Hacía algo más: había instalado micrófonos ocultos en todas las paredes de la casa y hasta en el hueco de las escaleras. Las paredes oían en aquel lugar en el que se ensayaba lo mejor de una música que estaba justo entonces en su edad de oro, con dos generaciones sucesivas en la plenitud de su talento, los maestros fundadores y los rebeldes más audaces, todos a un tiempo en una gloriosa cacofonía que ya no volvió a repetirse, casi todos pobres, mal pagados, tocando en clubes insalubres, grabando en un día discos admirables por los que cobraban poco o nada, sometidos a giras extenuadoras, trabajadores y no estrellas, acosados por policías venales y racistas. W. Eugene Smith retrató en ellos la misma gastada dignidad que había sabido ver en los soldados de infantería durante la guerra, en los mineros galeses, en los médicos rurales, en los campesinos de aquella espectral aldea española, Deleitosa, que había fotografiado en 1950: gente que se entrega en cuerpo y alma a lo que hace con su esfuerzo y con la maestría de sus manos y no obtiene la recompensa que merece.
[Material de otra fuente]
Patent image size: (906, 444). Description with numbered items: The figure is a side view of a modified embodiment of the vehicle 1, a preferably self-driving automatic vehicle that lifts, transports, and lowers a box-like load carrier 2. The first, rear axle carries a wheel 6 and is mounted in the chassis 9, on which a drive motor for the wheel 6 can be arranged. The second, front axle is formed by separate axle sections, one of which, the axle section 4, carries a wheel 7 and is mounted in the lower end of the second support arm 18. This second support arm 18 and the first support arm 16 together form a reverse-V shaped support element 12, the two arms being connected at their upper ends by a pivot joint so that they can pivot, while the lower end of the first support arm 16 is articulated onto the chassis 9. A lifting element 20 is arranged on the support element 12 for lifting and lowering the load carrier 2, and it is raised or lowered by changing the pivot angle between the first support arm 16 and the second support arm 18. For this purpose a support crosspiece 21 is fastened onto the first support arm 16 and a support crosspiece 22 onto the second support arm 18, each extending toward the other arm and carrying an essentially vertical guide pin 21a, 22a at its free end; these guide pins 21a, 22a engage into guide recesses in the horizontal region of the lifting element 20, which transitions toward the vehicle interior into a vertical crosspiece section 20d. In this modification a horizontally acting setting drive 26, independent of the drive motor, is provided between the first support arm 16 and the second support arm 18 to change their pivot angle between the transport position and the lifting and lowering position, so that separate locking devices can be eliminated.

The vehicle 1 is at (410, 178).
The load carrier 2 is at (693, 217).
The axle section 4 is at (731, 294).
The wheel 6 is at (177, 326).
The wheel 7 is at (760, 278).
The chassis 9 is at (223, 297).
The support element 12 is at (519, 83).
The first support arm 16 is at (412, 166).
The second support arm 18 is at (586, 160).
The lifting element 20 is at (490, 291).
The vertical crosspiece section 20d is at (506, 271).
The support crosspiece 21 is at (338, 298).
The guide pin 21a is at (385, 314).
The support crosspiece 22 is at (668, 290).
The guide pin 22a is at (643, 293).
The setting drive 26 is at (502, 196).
Las fotos no le parecían testimonio suficiente: era preciso conservar también los sonidos, pero no sólo los de los instrumentos, sino también los de las voces, la constelación azarosa de los rumores de la vida, las palabras que vuelan y todo lo que las paredes oyen. Durante ocho años, hasta 1965, las cintas secretas de Smith giraron grabando más de tres mil horas, sólo una parte de las cuales ha sido por ahora catalogada en la Universidad de Duke: está la música y también el ruido del tráfico en la Sexta Avenida, las voces identificables de Monk o Bill Evans o John Coltrane y también pasos anónimos sobre el entarimado, roces de cerillas al encenderse, fragmentos de programas de radio y de televisión, toda la intacta arqueología sonora de un mundo que dejó de existir hace muchos años. Suena el timbre del teléfono, unos pasos, la voz de Smith que contesta una llamada, y se deduce que está hablando con Charles Chaplin. En algún momento se oye un quejido, un estrépito de pasos en peldaños de madera, gritos de alarma. Una noche de 1961 el pianista Sonny Clark tuvo un colapso al inyectarse heroína en la escalera. Murió en 1963, con treinta y dos años, otra sombra borrada por la injusticia del tiempo. Su inspiración fulgurante perdura en los discos. Su fantasma ronda en las cintas de W. Eugene Smith y en las paredes desconchadas de un sórdido almacén de cabello humano.